Крейн поместил меня в своем доме, в одном из тогда еще аристократических кварталов «Пятого проспекта» (Fifth Avenue). Потом, много лет спустя, этим кварталом завладели негры, и Крейн переселился на 59‑ю улицу. Южная часть «Пятого проспекта» сохраняла еще вид уютных особняков, и в одном из них жила семья Крейна. Она состояла из родителей и двух дочерей. Старшая, Флоренс, вырастала романтической барышней, с художественными вкусами. Впоследствии она вышла замуж за сына Масарика. Младшая представляла другой тип. Вопреки своей глухоте и немоте, она росла жизнерадостной хохотуньей.
Недостаток речи и слуха тогда уже был преодолен в Америке. Она легко читала по губам собеседника и отвечала несколько глухими, но понятными звуками. Потом меня свезли в учреждение, покровительствуемое Крейном, где множество глухонемых девушек обучались этому искусству, возвращавшему их к участию в жизни. Мне предложили рассказать им о России: девочки расселись полукругом около моего кресла и внимательно смотрели мне в рот. Затем они стали предлагать вопросы, на которые я отвечал таким же способом. Чтобы убедить меня, что они меня прекрасно понимали, мне предложили назвать мою русскую фамилию. Я произнес раздельно: Милюков. Барышни, сперва с некоторыми дефектами, а при повторении вполне точно, воспроизвели громкими голосами непонятное для них сочетание звуков. Я вышел из института, совершенно потрясенный этим опытом: какое громадное количество зла и страданий могло быть вычеркнуто этим способом из жизни!
И я не понимаю, почему американский опыт до сих пор остался почти неизвестным в Европе, где все еще глухонемые разговаривают при помощи пальцев, то есть только между своими. Дочь Крейна любила жизнь и воспользовалась ею полностью. Она потом вышла замуж, занялась фермерством и народила многочисленное, совершенно здоровое и нормальное потомство.

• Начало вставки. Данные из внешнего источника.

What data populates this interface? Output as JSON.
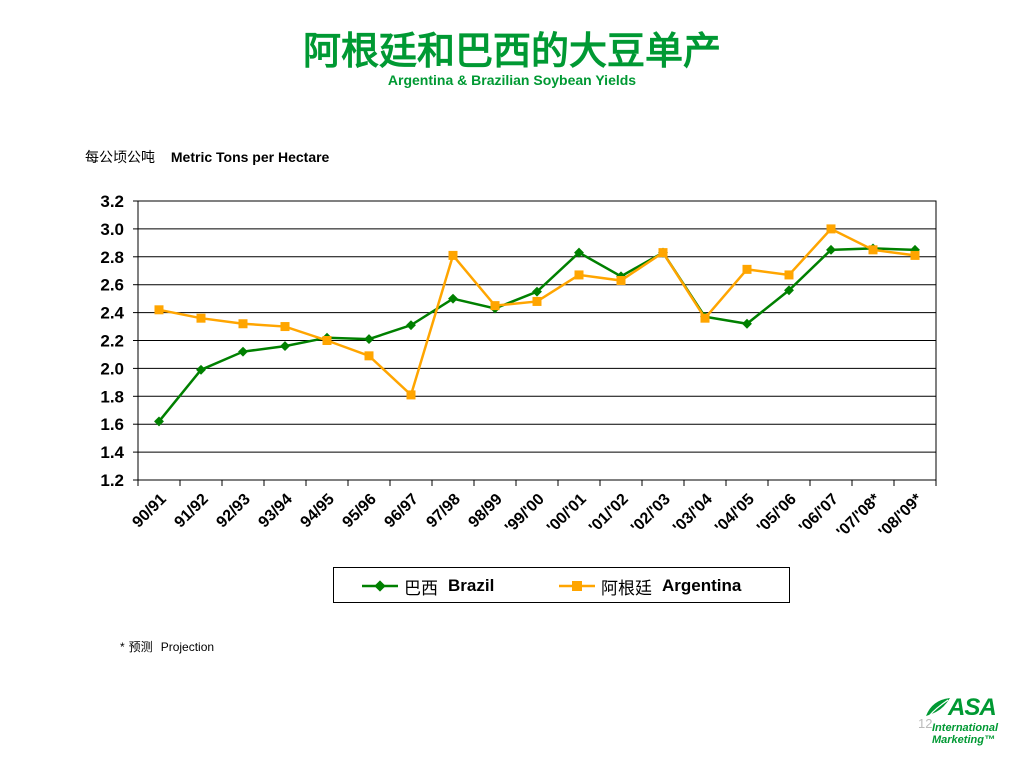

Крейн познакомил меня также со своим отцом. Как сейчас вижу эту крепкую коренастую фигуру, полную сил, несмотря на годы, каким я его встретил в его оранжерее, засаженной виноградом. Он не имел вида ни светского, ни даже культурного в нашем смысле человека; но он, однако, создал богатство Крейнов своим личным трудом и уменьем использовать тогдашние возможности гигантского роста Америки. Крейн рассказал мне, по поводу этой встречи, свою собственную историю. Зеленой молодежью часто овладевает страсть к побегам в неведомые страны. Но Крейн уже не был ребенком, и его страсть имела определенную цель — Ост‑Индию и Индо‑Китай, куда прямо из Нью‑Йорка направлялись корабли разных наций.